魏春生眼神一凌,隨即又冷笑兩聲道:“勞煩王兄掛念了,魏某人身體很好,不需王兄多慮了。”

司農大人拍了拍腦門,心道自己真是糊塗了,他王家和魏家是暗裡的競爭對手,哪會不認識呢,見這魏春生說話口氣有些變化,他便笑了笑道:“都怪老夫眼拙,原來二位賢侄是老相識了。”

“是啊,昔日我與魏公子還在洛水河上喝過花酒呢,說起魏公子,咱們洛水又有幾個不認識的啊。“楚天哈哈笑了笑道。

魏春生被他這麼一說,就想起當日在樓蕭蕭的樓船上被他奚落的事情,當下臉上有些掛不住道:“王兄真是抬舉了,當日虧的王兄指教,魏某人可是長了不少見識,說起來還真得感謝王兄了。”勞資教你怎麼做人,難道你不該感謝嗎?瞧著這魏春生面笑心不笑模樣,聯想到這小子那日還派人打劫他和二小姐,他心裡就是一陣惡寒,也學著他那副嘴臉,皮笑肉不笑道:“客氣了,魏公子既然如此有誠意,那麼在下也不好意思拒絕了。

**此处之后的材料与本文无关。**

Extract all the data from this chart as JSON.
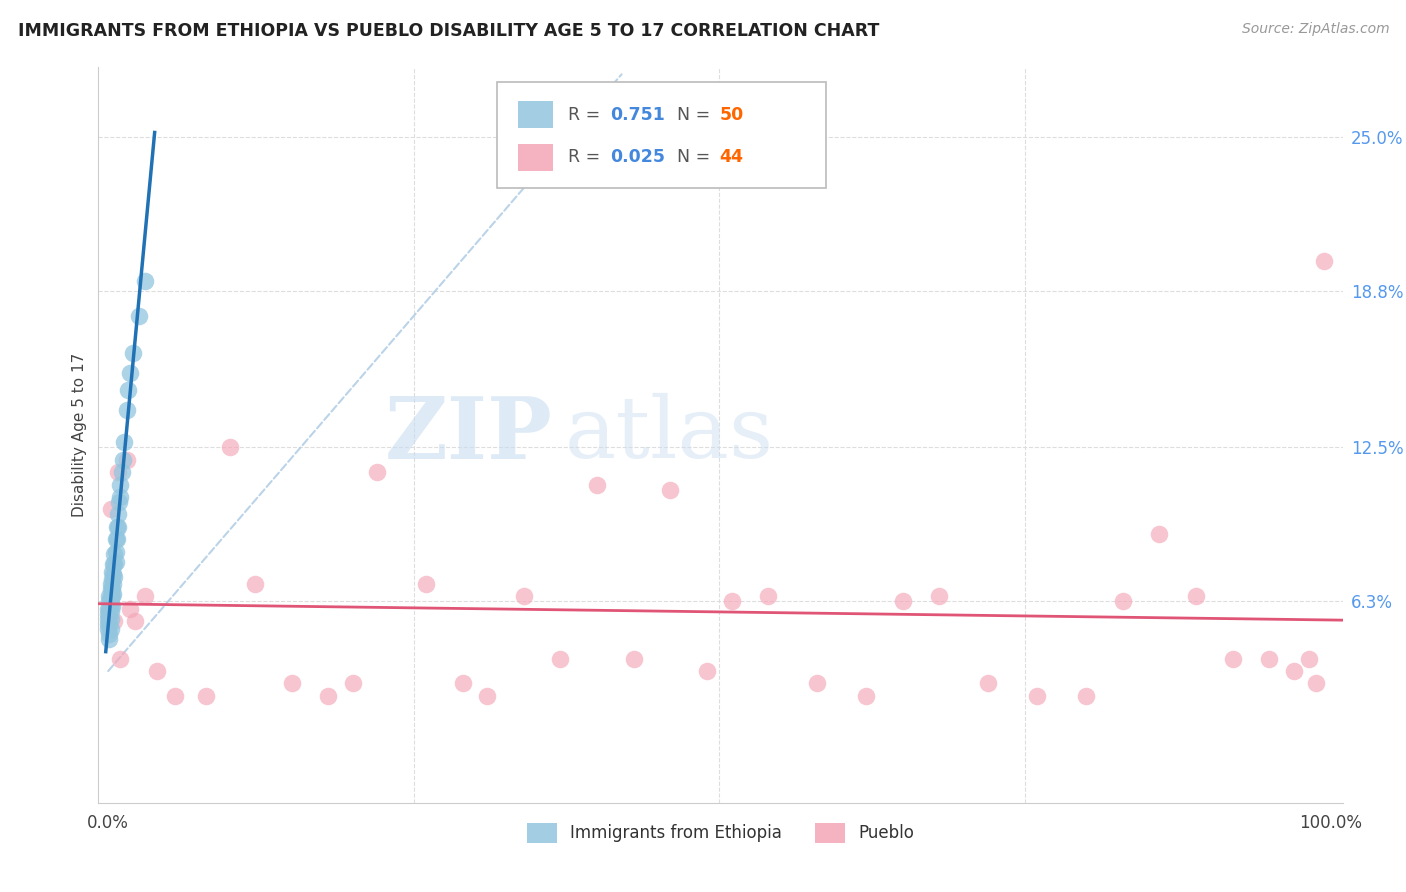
{
  "title": "IMMIGRANTS FROM ETHIOPIA VS PUEBLO DISABILITY AGE 5 TO 17 CORRELATION CHART",
  "source": "Source: ZipAtlas.com",
  "ylabel": "Disability Age 5 to 17",
  "yticks": [
    0.063,
    0.125,
    0.188,
    0.25
  ],
  "ytick_labels": [
    "6.3%",
    "12.5%",
    "18.8%",
    "25.0%"
  ],
  "xlim": [
    -0.008,
    1.01
  ],
  "ylim": [
    -0.018,
    0.278
  ],
  "blue_color": "#92c5de",
  "pink_color": "#f4a6b8",
  "blue_line_color": "#2171b5",
  "pink_line_color": "#e05575",
  "ref_line_color": "#b0cce4",
  "blue_r": "0.751",
  "blue_n": "50",
  "pink_r": "0.025",
  "pink_n": "44",
  "r_color": "#4488dd",
  "n_color": "#ff6600",
  "legend_label_color": "#555555",
  "blue_scatter_x": [
    0.0,
    0.0,
    0.0,
    0.0,
    0.0,
    0.001,
    0.001,
    0.001,
    0.001,
    0.001,
    0.001,
    0.001,
    0.002,
    0.002,
    0.002,
    0.002,
    0.002,
    0.002,
    0.002,
    0.003,
    0.003,
    0.003,
    0.003,
    0.003,
    0.004,
    0.004,
    0.004,
    0.004,
    0.005,
    0.005,
    0.005,
    0.006,
    0.006,
    0.006,
    0.007,
    0.007,
    0.008,
    0.008,
    0.009,
    0.01,
    0.01,
    0.011,
    0.012,
    0.013,
    0.015,
    0.016,
    0.018,
    0.02,
    0.025,
    0.03
  ],
  "blue_scatter_y": [
    0.06,
    0.058,
    0.056,
    0.054,
    0.052,
    0.065,
    0.063,
    0.06,
    0.057,
    0.054,
    0.05,
    0.048,
    0.07,
    0.068,
    0.065,
    0.062,
    0.059,
    0.056,
    0.052,
    0.075,
    0.072,
    0.068,
    0.065,
    0.061,
    0.078,
    0.074,
    0.07,
    0.066,
    0.082,
    0.078,
    0.073,
    0.088,
    0.083,
    0.079,
    0.093,
    0.088,
    0.098,
    0.093,
    0.103,
    0.11,
    0.105,
    0.115,
    0.12,
    0.127,
    0.14,
    0.148,
    0.155,
    0.163,
    0.178,
    0.192
  ],
  "pink_scatter_x": [
    0.002,
    0.005,
    0.008,
    0.01,
    0.015,
    0.018,
    0.022,
    0.03,
    0.04,
    0.055,
    0.08,
    0.1,
    0.12,
    0.15,
    0.18,
    0.2,
    0.22,
    0.26,
    0.29,
    0.31,
    0.34,
    0.37,
    0.4,
    0.43,
    0.46,
    0.49,
    0.51,
    0.54,
    0.58,
    0.62,
    0.65,
    0.68,
    0.72,
    0.76,
    0.8,
    0.83,
    0.86,
    0.89,
    0.92,
    0.95,
    0.97,
    0.982,
    0.988,
    0.995
  ],
  "pink_scatter_y": [
    0.1,
    0.055,
    0.115,
    0.04,
    0.12,
    0.06,
    0.055,
    0.065,
    0.035,
    0.025,
    0.025,
    0.125,
    0.07,
    0.03,
    0.025,
    0.03,
    0.115,
    0.07,
    0.03,
    0.025,
    0.065,
    0.04,
    0.11,
    0.04,
    0.108,
    0.035,
    0.063,
    0.065,
    0.03,
    0.025,
    0.063,
    0.065,
    0.03,
    0.025,
    0.025,
    0.063,
    0.09,
    0.065,
    0.04,
    0.04,
    0.035,
    0.04,
    0.03,
    0.2
  ],
  "grid_color": "#dddddd",
  "spine_color": "#cccccc",
  "tick_color": "#444444",
  "ytick_color": "#5599ee",
  "title_color": "#222222",
  "source_color": "#999999"
}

若是魏公子有什麼想不通,或者看不開的事情,大可以來找在下相詢,在下一定會知無不言言無不盡的。”

魏春生被他這話說的一愣,本想客氣一下,沒想到這傢伙竟大大方方的受著了,真把自己當根蔥了。

眼看今日在這司農府上,也不好與他扯開臉面,魏春生也只是冷哼一聲,又從懷裡掏出一個錦盒,呈到刀白鳳面前道:“刀小姐,今日前來貴府,由於匆忙,也沒備什麼禮物,這份南海珍珠,乃是我父親從遠東商人手裡買來的,非常適合刀小姐,區區薄禮,還請刀小姐收下。”

這南陽珍珠十分漂亮,天然成圓球形,質堅硬,難破碎,斷面呈層狀。這司農大人好歹是為官多年的人了,對這珍珠自然是瞭解的。有史以來,這珍珠一直象徵著富有、美滿、幸福和高貴。封建社會權貴用珍珠代表地位、權力、金錢和尊貴的身份。如此重禮,這魏春生還說是薄禮,這小子太能裝了,媽的,義無反顧的鄙視他。